Guardian Media was informed that members of the PolSC delivered the merit list, with an accompanying letter, to the President’s office yesterday, just one day short of their January 31 deadline.
An official statement from the Office of the President stated that the notification was delivered to the President’s office, signed by outgoing President Paula-Mae Weekes and forwarded to the Parliament.
Once the recommendation reaches the Parliament, Prime Minister Dr Keith Rowley is expected to lead the debate on whether the PolSC’s top candidate will be accepted or rejected.
According to the House of Representatives Order Paper for the February 3 sitting of Parliament, the first order of business will be the notification from the President in respect of the nomination of Christopher, the current acting CoP, for appointment to the office of Police Commissioner.
Guardian Media understands Christopher, former Police Commissioner Gary Griffith and former acting Police Commissioner McDonald Jacob all applied for the position.
According to Section 123 of the Constitution, the Commission shall select the highest-graded candidate on the Order of Merit List and submit that candidate’s name to the President.
The Constitution further states that if the House of Representatives does not approve the highest-graded candidate, other nominations in order of merit may be submitted to the House.

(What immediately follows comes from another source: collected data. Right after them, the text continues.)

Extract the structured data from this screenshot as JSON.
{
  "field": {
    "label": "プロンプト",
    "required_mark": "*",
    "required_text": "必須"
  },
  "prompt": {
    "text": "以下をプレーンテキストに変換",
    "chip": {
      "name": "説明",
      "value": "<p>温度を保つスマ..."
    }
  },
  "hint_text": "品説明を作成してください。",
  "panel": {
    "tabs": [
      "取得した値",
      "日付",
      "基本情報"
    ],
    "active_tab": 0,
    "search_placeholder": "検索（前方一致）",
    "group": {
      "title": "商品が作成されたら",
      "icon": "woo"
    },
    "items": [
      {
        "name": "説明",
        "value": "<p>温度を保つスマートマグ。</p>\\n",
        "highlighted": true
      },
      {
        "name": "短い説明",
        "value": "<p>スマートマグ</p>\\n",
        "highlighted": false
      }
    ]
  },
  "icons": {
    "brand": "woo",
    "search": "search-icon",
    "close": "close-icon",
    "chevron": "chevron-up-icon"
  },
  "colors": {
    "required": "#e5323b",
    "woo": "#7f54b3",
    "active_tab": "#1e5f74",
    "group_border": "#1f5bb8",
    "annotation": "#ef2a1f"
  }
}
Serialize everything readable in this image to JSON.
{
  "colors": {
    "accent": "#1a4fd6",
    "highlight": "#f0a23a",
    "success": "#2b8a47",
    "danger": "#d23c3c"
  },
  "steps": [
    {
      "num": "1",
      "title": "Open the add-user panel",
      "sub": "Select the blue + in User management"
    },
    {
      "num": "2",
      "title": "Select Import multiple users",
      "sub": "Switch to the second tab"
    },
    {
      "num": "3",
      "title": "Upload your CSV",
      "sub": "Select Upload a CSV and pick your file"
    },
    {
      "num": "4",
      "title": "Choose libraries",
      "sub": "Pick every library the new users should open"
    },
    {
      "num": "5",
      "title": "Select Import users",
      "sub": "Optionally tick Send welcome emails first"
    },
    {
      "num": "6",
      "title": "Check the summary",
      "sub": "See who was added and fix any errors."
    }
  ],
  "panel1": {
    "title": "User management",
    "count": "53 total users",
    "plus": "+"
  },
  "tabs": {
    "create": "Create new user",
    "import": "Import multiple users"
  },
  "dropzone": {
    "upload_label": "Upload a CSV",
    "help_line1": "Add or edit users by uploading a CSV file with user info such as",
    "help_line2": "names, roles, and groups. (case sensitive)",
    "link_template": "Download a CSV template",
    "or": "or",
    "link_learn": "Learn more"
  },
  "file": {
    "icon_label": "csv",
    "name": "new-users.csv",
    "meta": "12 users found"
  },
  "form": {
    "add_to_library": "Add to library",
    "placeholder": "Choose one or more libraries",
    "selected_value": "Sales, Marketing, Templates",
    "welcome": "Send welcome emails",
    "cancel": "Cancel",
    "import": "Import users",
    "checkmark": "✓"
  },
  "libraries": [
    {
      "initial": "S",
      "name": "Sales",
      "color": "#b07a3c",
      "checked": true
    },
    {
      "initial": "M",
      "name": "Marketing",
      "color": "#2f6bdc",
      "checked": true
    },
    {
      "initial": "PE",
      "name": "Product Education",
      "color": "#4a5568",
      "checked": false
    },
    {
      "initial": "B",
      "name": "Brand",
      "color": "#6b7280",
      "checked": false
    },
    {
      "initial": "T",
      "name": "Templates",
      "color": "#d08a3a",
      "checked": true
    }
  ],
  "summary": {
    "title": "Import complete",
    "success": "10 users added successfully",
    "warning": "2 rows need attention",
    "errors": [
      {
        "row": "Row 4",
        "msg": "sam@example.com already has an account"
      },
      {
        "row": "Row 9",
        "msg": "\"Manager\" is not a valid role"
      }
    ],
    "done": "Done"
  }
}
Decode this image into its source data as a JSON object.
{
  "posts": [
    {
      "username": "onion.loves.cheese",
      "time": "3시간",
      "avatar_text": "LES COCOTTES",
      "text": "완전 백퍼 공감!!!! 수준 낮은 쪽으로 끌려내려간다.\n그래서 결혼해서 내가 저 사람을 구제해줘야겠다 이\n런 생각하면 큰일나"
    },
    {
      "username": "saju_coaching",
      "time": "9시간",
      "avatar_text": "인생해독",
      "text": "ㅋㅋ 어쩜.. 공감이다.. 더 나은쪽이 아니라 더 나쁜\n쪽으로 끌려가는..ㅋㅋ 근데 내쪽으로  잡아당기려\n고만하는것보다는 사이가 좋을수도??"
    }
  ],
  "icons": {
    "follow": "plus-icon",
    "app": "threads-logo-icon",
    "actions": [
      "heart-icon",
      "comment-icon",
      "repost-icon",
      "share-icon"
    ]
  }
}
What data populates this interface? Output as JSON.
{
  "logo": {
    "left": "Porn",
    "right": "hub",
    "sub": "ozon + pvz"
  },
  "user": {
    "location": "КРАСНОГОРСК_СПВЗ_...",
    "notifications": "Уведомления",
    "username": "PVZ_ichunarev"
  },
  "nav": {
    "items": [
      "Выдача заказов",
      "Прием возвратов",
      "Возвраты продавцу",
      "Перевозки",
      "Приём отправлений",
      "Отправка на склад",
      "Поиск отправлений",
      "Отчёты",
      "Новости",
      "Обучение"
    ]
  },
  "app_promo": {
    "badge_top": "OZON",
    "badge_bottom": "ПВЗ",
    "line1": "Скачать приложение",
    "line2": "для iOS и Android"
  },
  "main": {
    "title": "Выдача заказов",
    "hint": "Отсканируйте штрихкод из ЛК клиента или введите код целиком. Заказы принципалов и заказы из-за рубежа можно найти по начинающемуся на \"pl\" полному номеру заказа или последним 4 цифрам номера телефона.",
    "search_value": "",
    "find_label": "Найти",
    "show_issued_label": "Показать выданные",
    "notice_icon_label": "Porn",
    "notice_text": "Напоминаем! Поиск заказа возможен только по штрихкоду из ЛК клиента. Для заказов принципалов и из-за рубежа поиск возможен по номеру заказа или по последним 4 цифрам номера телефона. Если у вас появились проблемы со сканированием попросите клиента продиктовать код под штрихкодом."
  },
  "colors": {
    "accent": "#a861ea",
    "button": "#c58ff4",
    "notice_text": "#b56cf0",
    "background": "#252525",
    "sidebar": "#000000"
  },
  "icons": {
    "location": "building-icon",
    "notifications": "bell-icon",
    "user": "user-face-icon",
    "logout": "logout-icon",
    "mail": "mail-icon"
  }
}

“Where the Order of Merit List is exhausted, the process set out in this Order shall be recommenced,” the Constitution states.
The current PolSC, led by retired Justice Judith Jones, was appointed in November 2021, after the sudden resignation of all members of the former Bliss Seepersad-led Commission.
Seepersad’s team had submitted a merit list to President Weekes but that list was immediately withdrawn, leaving in its wake accusations of political interference by Prime Minister Rowley.
The withdrawal of the list came after Rowley submitted a report on the operations of the TTPS Firearms Unit to the Commission. After much public outcry, Weekes eventually broke her silence, denying she had participated in or encouraged interference in the separation of powers.
The Prime Minister also denied seeing the merit list or giving any instruction related to it.